Em declarações ao +M, José Eduardo Moniz revela que “uma delas está em fase final de edição e vai ser transmitida em português com três ‘sabores’: português de Portugal, português do Brasil e português de Angola“. Quanto a datas de estreia, o diretor-geral da TVI remeteu a decisão para a equipa de planeamento, sublinhando a discrição do processo. “É uma coisa sobre a qual temos vindo a trabalhar sem alardes nenhuns. Não dissemos nada a ninguém. Fizemos primeiro e anunciámos depois.” Os nomes das produções ainda estão a ser afinados, sabendo-se apenas que um dos microdramas terá uma carga de humor maior do que o outro.
Para além das novidades, o encontro da APIT serviu ainda para a RTP fazer o balanço da sua aposta no formato, reafirmando que as suas recentes microsséries já conquistaram 17 milhões de visualizações e obtiveram uma média de 22 minutos por utilizador. A maioria dessas visualizações foi no Facebook, a seguir no Instagram. O interesse generalizado dos canais nacionais justifica-se pelos números e pelas tendências internacionais. Mas, como ficou claro no painel dedicado ao tema, o formato vertical traz novos desafios de produção e, sobretudo, de rentabilização.
Os desafios da escrita à distribuição
Analisando os números, João Pedro Galveias, diretor dos serviços digitais e multimédia da RTP, revela que esses valores foram “grande parte realizados em redes sociais”. Mesmo assim, na RTP Play, as cinco séries estão todas no top 10 on demand, com “Sabores de Amor” a ser o segundo conteúdo mais consumido na plataforma durante este período. “No conjunto de tudo o que são as nossas séries, tivemos no mês de março — o mês de lançamento — o melhor mês comparável que não tínhamos há muitos anos”. “Dois dos objetivos eram o alcance e trazer pessoas para a RTP Play, e estes números mostram que uma estratégia concertada de distribuição nos permite atingi-lo”.
Para o sucesso, a estação pública percebeu que “não fazia sentido lançar uma série só”, apostando assim em cinco histórias e géneros distintos. Com os temas escolhidos, o desafio seguinte passou pelo guião e pela adaptação tecnológica ao nível da SPi. Como explica João Maia Abreu, diretor executivo da produtora, um guião que normalmente tem 30 a 50 páginas passa a ter episódios resolvidos numa página e meia.
“A questão aqui é precisamente reconstruir uma narrativa para aquele espaço de tempo. É criar, de episódio em episódio, um gancho. Termos ali sempre qualquer coisa a acontecer no final. A história tem de ser boa. Se a história não for boa, ninguém fica”, sublinha. Depois do guião, a própria gravação muda drasticamente, uma vez que, na vertical, “o plano geral não existe”.
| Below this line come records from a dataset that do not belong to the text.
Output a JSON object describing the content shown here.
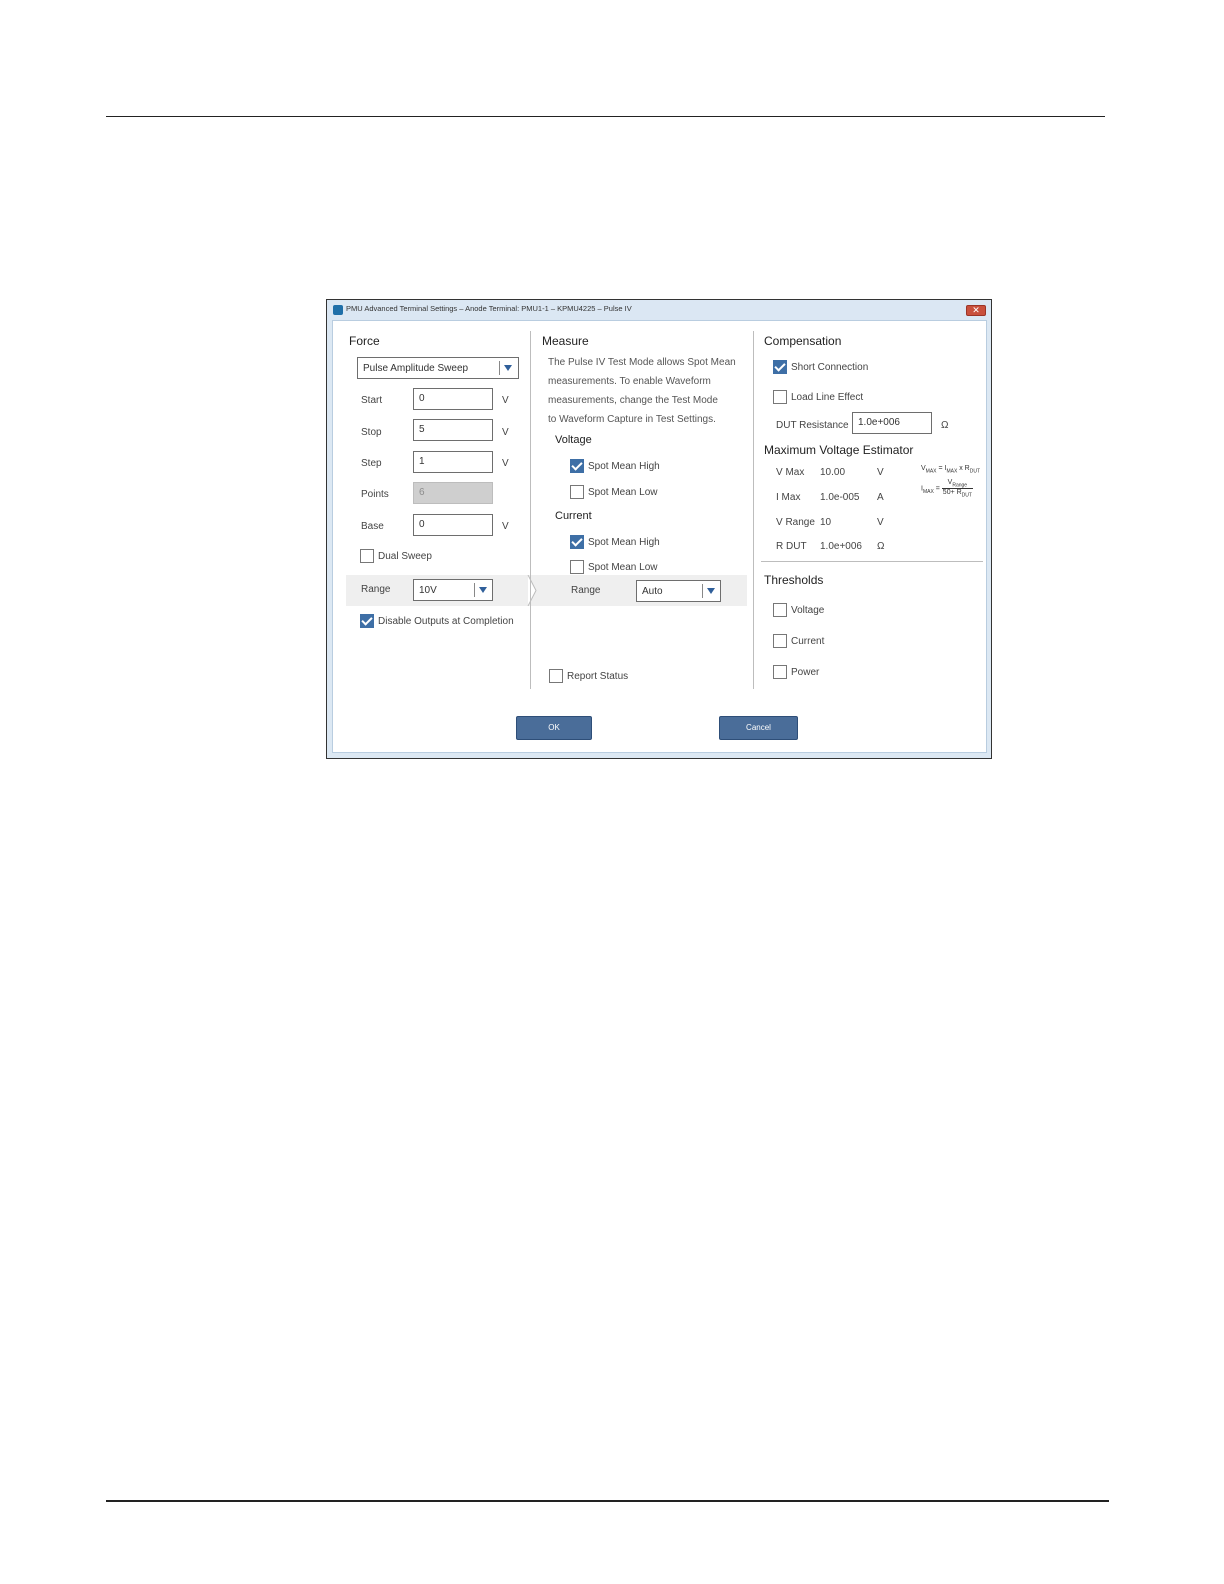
{
  "window": {
    "title": "PMU Advanced Terminal Settings – Anode Terminal: PMU1-1 – KPMU4225 – Pulse IV",
    "close_glyph": "✕"
  },
  "force": {
    "header": "Force",
    "mode": "Pulse Amplitude Sweep",
    "fields": {
      "start": {
        "label": "Start",
        "value": "0",
        "unit": "V"
      },
      "stop": {
        "label": "Stop",
        "value": "5",
        "unit": "V"
      },
      "step": {
        "label": "Step",
        "value": "1",
        "unit": "V"
      },
      "points": {
        "label": "Points",
        "value": "6"
      },
      "base": {
        "label": "Base",
        "value": "0",
        "unit": "V"
      }
    },
    "dual_sweep": {
      "label": "Dual Sweep",
      "checked": false
    },
    "range": {
      "label": "Range",
      "value": "10V"
    },
    "disable_outputs": {
      "label": "Disable Outputs at Completion",
      "checked": true
    }
  },
  "measure": {
    "header": "Measure",
    "info_lines": [
      "The Pulse IV Test Mode allows Spot Mean",
      "measurements. To enable Waveform",
      "measurements, change the Test Mode",
      "to Waveform Capture in Test Settings."
    ],
    "voltage": {
      "header": "Voltage",
      "spot_mean_high": {
        "label": "Spot Mean High",
        "checked": true
      },
      "spot_mean_low": {
        "label": "Spot Mean Low",
        "checked": false
      }
    },
    "current": {
      "header": "Current",
      "spot_mean_high": {
        "label": "Spot Mean High",
        "checked": true
      },
      "spot_mean_low": {
        "label": "Spot Mean Low",
        "checked": false
      }
    },
    "range": {
      "label": "Range",
      "value": "Auto"
    },
    "report_status": {
      "label": "Report Status",
      "checked": false
    }
  },
  "compensation": {
    "header": "Compensation",
    "short_connection": {
      "label": "Short Connection",
      "checked": true
    },
    "load_line_effect": {
      "label": "Load Line Effect",
      "checked": false
    },
    "dut_resistance": {
      "label": "DUT Resistance",
      "value": "1.0e+006",
      "unit": "Ω"
    }
  },
  "estimator": {
    "header": "Maximum Voltage Estimator",
    "rows": [
      {
        "label": "V Max",
        "value": "10.00",
        "unit": "V"
      },
      {
        "label": "I  Max",
        "value": "1.0e-005",
        "unit": "A"
      },
      {
        "label": "V Range",
        "value": "10",
        "unit": "V"
      },
      {
        "label": "R DUT",
        "value": "1.0e+006",
        "unit": "Ω"
      }
    ],
    "formula": {
      "v_max": "V",
      "v_max_sub": "MAX",
      "eq1": " = I",
      "i_sub": "MAX",
      "times": " x R",
      "r_sub": "DUT",
      "i_max": "I",
      "i_max_sub": "MAX",
      "eq2": " =",
      "num": "V",
      "num_sub": "Range",
      "den": "50+ R",
      "den_sub": "DUT"
    }
  },
  "thresholds": {
    "header": "Thresholds",
    "voltage": {
      "label": "Voltage",
      "checked": false
    },
    "current": {
      "label": "Current",
      "checked": false
    },
    "power": {
      "label": "Power",
      "checked": false
    }
  },
  "buttons": {
    "ok": "OK",
    "cancel": "Cancel"
  },
  "colors": {
    "accent": "#3e6fa6",
    "button": "#4a6d99",
    "title_bar": "#dbe7f3"
  }
}
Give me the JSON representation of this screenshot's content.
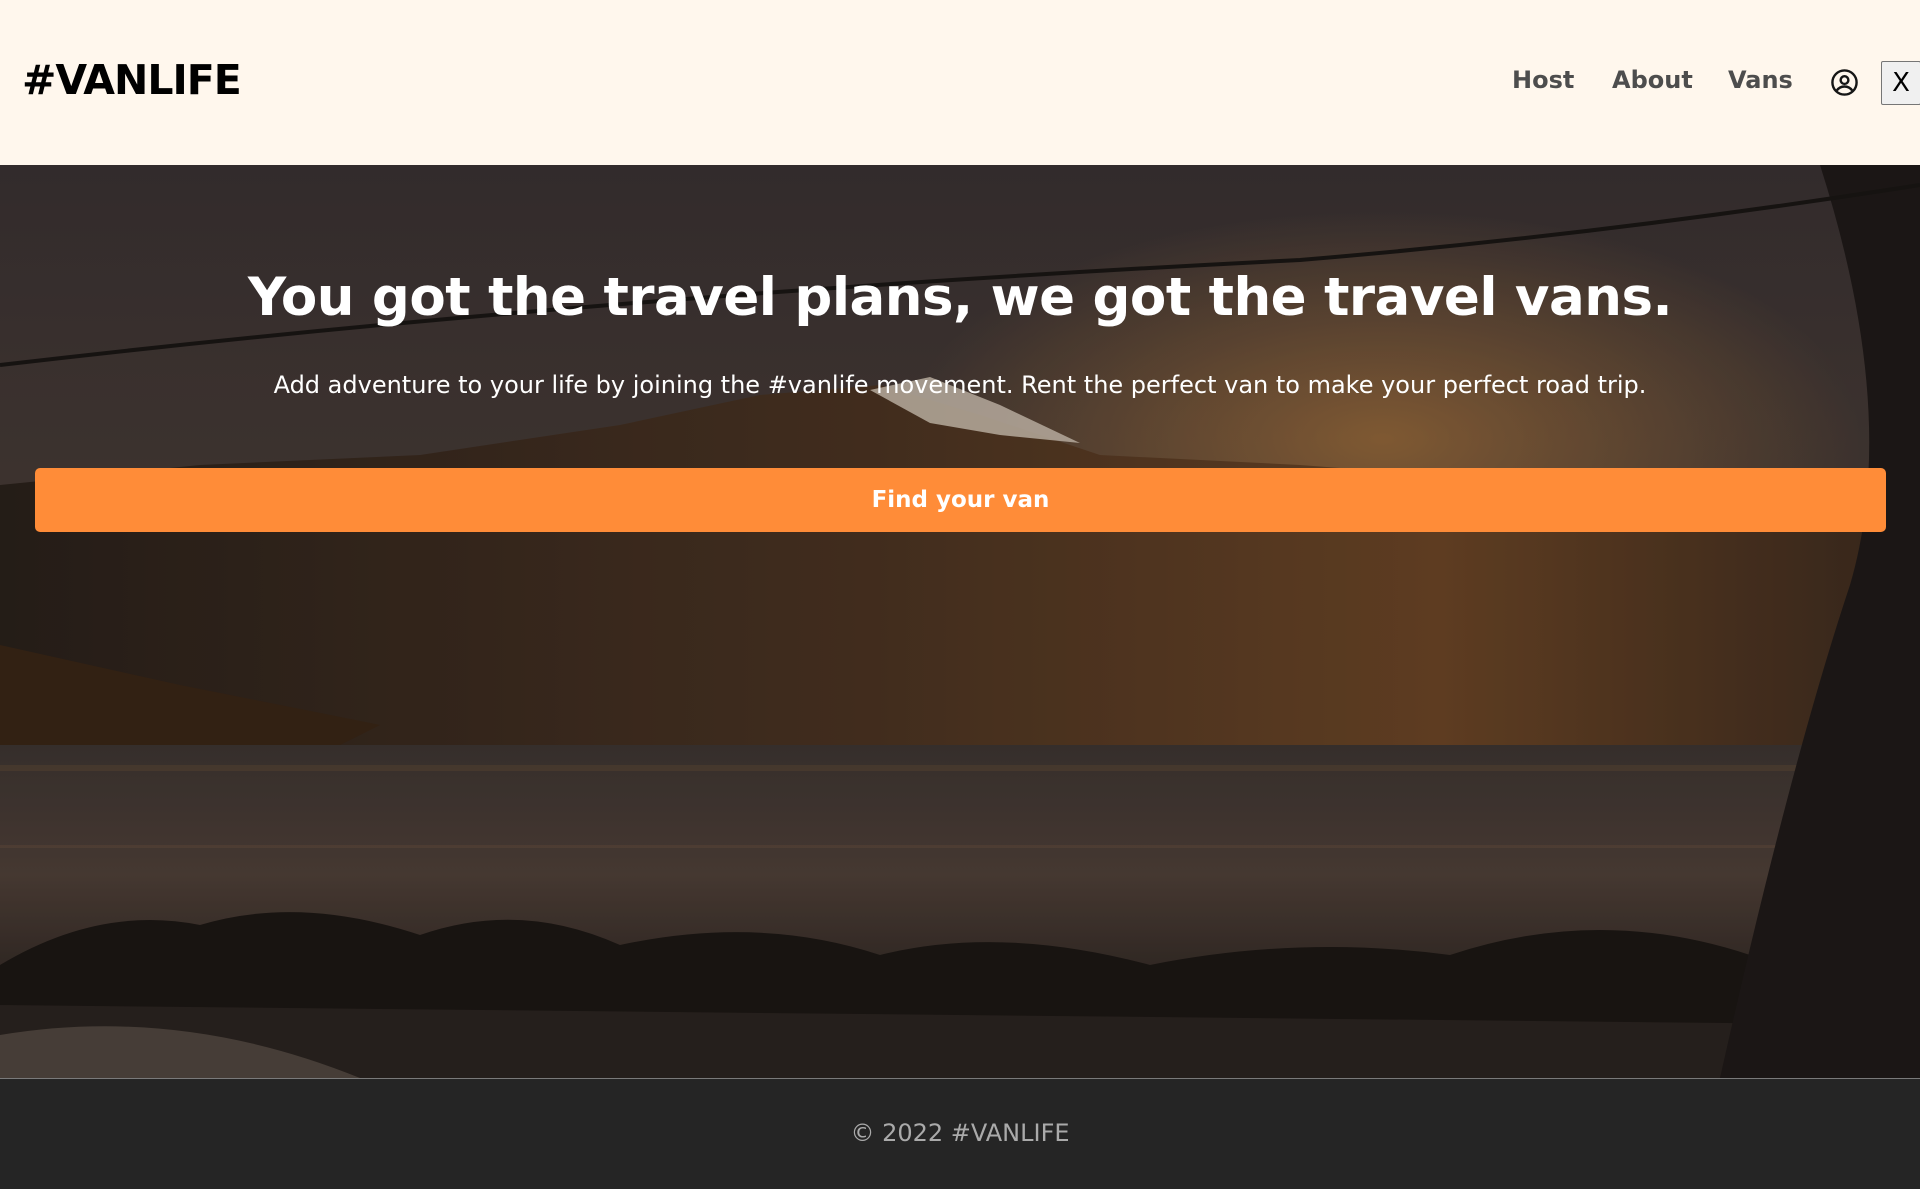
{
  "header": {
    "logo": "#VANLIFE",
    "nav": {
      "host": "Host",
      "about": "About",
      "vans": "Vans"
    },
    "close_label": "X",
    "user_icon": "user-circle-icon"
  },
  "hero": {
    "title": "You got the travel plans, we got the travel vans.",
    "subtitle": "Add adventure to your life by joining the #vanlife movement. Rent the perfect van to make your perfect road trip.",
    "cta_label": "Find your van"
  },
  "footer": {
    "copyright": "© 2022 #VANLIFE"
  },
  "colors": {
    "header_bg": "#FFF7ED",
    "cta": "#FF8C38",
    "footer_bg": "#252525"
  }
}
Uma vez produzido o conteúdo, a RTP desenhou a sua própria estratégia. Ao contrário do modelo de negócio internacional nativo — que divulga seis ou sete episódios nas redes e reverte o tráfego para uma plataforma paga –, a RTP optou pelo alcance. Foi com base nessa premissa que adotaram uma abordagem mista. Todos os episódios disponíveis na RTP Play logo no primeiro dia, depois um ciclo de sete semanas onde todos os dias da semana eram lançados episódios nas redes sociais. O resultado? “De repente, tens um produto que faz com que as pessoas cheguem à plataforma e consumam os episódios todos. Foi possível ver nitidamente o desenvolvimento das audiências.”
Ainda assim, colocar conteúdos verticais nos players das estações não foi fácil. “Empresas como a RTP, como a TVI, como a SIC, estão preparadas para lidar com conteúdos de um determinado tipo. Foi com muito esforço interno que conseguimos fazer essa gestão e depois os nossos players tiveram que ser os próprios também modificados. Neste momento o player está pronto para receber conteúdos verticais, que não vão ser só microsséries. Vai haver outro tipo de conteúdos verticais“, detalha João Pedro Galveias.
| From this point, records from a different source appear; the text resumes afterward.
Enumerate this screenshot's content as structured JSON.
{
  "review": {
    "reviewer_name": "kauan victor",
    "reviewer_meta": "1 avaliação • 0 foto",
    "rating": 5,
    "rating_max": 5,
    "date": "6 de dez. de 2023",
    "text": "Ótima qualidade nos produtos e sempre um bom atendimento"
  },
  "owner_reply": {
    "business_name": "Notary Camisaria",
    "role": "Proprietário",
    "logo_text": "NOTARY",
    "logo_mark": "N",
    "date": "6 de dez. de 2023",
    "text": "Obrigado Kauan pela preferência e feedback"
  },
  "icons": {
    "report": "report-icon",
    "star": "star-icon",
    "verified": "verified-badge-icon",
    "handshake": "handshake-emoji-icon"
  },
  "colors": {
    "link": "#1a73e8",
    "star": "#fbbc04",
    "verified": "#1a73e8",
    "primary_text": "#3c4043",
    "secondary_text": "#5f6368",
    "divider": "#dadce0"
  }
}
Para além destes desafios, a RTP e a SPi procuraram também garantir a qualidade do produto. “Há aqui uma diferença brutal para a China. O valor de produção de cada episódio lá era baixo. Não houve uma preocupação em fazer algo com qualidade acima da média. Foi fazer, vender e correr”, explica João Maia Abreu.
Na sua visão, “microdrama não significa baixa qualidade. Significa produto com qualidade. Aquilo que mostramos, e que nos distingue do que se passa na China ou em algumas produções também dos EUA, é que há aqui produto de qualidade. Pode ser uma série de ficção portuguesa com atores excelentes, com um valor de produção alto e que prende as pessoas e quer ver mais. Abre-se aqui um bocadinho a panóplia de géneros para poder agradar a quem quer que seja“.
A aposta da Globo no formato
Outro mercado que tem apostado fortemente no formato é o brasileiro. A Globo já tem 25 títulos disponíveis no Globoplay, entre originais e adquiridos, e prevê disponibilizar 50 títulos só este ano.
“Na Globo, a inovação está no nosso ADN, e inovação não é só tecnologia, é também como contar a história. Não entendemos o microdrama hoje como uma tendência passageira, mas como um conteúdo com muito potencial para trazer um novo público — mais jovem — para a marca”, destacou Rodrigo Nascimento, diretor executivo da Globo EMEA.
Entre apostas estão a reconstrução de histórias de personagens de telenovelas, como “A Força do Querer”, mas também a microssérie “Louquinha”, nascida do universo da novela “As Três Graças”. Rodrigo Nascimento não fecha a porta a coproduções luso-brasileiras e à integração de conteúdos com sotaques portugueses, desde que o produto “faça sentido para o mercado brasileiro”. Para o executivo, o microdrama é “muito sofisticado” porque é um produto no qual o público decide em frações de segundos se quer seguir a história. “Não temos um problema de volume hoje no mercado de conteúdo. O nosso problema hoje é a falta de atenção“, conclui.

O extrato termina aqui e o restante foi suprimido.